Even though our driver’s head practically scraped the sunroof, he began getting a feel for the RX-7 after a short time on the road. A flat, aluminum hood allows for a great view out of the windshield, and the instrument panel is akin to a Porsche with the tachometer in the middle of the instrument pods. Another similarity with the machines from Stuttgart is the two-stage Hitachi turbochargers for the 13B-REW engine, similar to the setup on the Porsche 959. In German trim, the setup produces 236 horsepower (176 kilowatts) and 217 pound-feet (294 Newton-meters) of torque. The output is plenty for a machine that weighs 2,870 pounds (1,300 kilograms). It’s no wonder from a machine with Takaharu Kobayakawa as the project leader after his command over the squad that won the 24 Hours of Le Mans in 1991.
Kobayakawa’s goal with the RX-7 was to create a vehicle with the performance of the Acura NSX but at half the cost. He ended up creating a vehicle that could challenge the best of Europe, too. With acceleration to 62 miles per hour (100 kilometers per hour) in 5.3 seconds, the FD was quicker than a Ferrari 348 and Porsche 911 Carrera 2. At 85,000 Deutsche Marks (today around 44,000 euros or $52,000), the Mazda’s price undercut competitors, although still wasn’t cheap.
It’s too bad that more people don’t get to enjoy driving an FD RX-7. The five-speed gearbox has short throws ideal for quick shifts. The Wankel doesn’t like running at low revs, so it’s best to work the gearbox to keep up the rpms. While cruising through picturesque villages around Augsburg the ride is relaxed, but you can provoke the tail to step out easily with a quick turn of the steering wheel.

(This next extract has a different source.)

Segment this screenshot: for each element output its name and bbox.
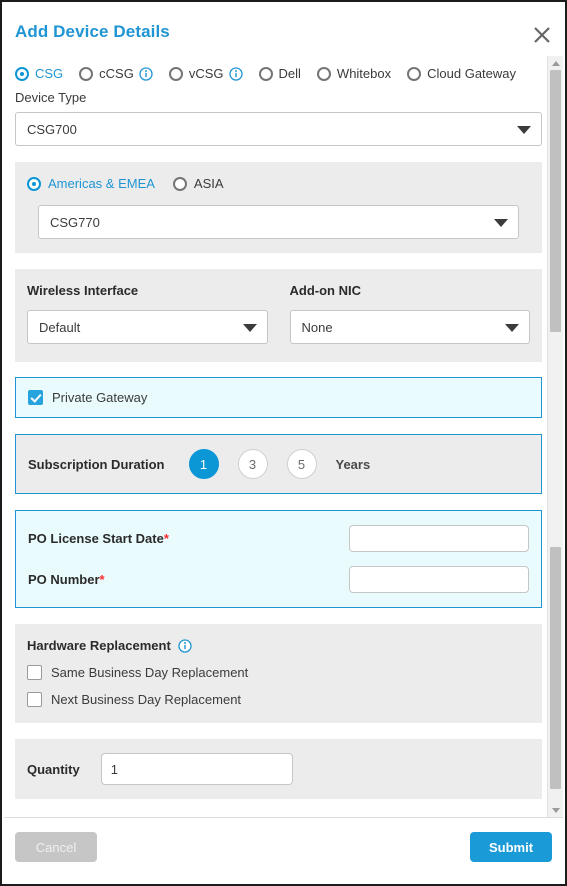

Don’t get the impression the RX-7 is soft, though. When the German roads become empty, it’s possible to push the FD harder. At higher revs, the high-frequency sound of the turbos mixes with the engine’s bass. The second turbo kicks in above 4,000 rpm, and max torque arrives at 5,000 rpm. Keep your foot on the throttle, and there’s an audible warning at 7,000 revs to advise the driver that it’s time to shift.
Winding country roads are the ideal environment for the FD. There, it demonstrates the strengths of the independent suspension and ventilated disc brakes. The 50:50 weight distribution helps, too. As if on rails, the RX-7 drives around the corner and becomes a precision tool in the hands of a connoisseur.
Few German ever got to experience the FD, though. It launched there in 1992, and Mazda only tallied around 300 sales a year until the company axed the RX-7 there in 1996. Production continued in Japan until 2002, and the company introduced increasingly hardcore versions there with claimed outputs as high as 276 hp (206 kW).
The FD RX-7 remains a high water mark in Mazda’s history. It’s followup, the RX-8 was nice but the move towards a somewhat softer vehicle with four seats and weird, clamshell doors wasn’t what many fans were looking for. Since then, the rotary engine has been dead within Mazda. A return is kinda on the way by using the Wankel as a range-extender for a hybrid model, but this isn’t what enthusiasts really want from a revived rotary. Meanwhile, we can always dream that the gorgeous RX-Vision Concept sees production someday, but the chances don’t look good.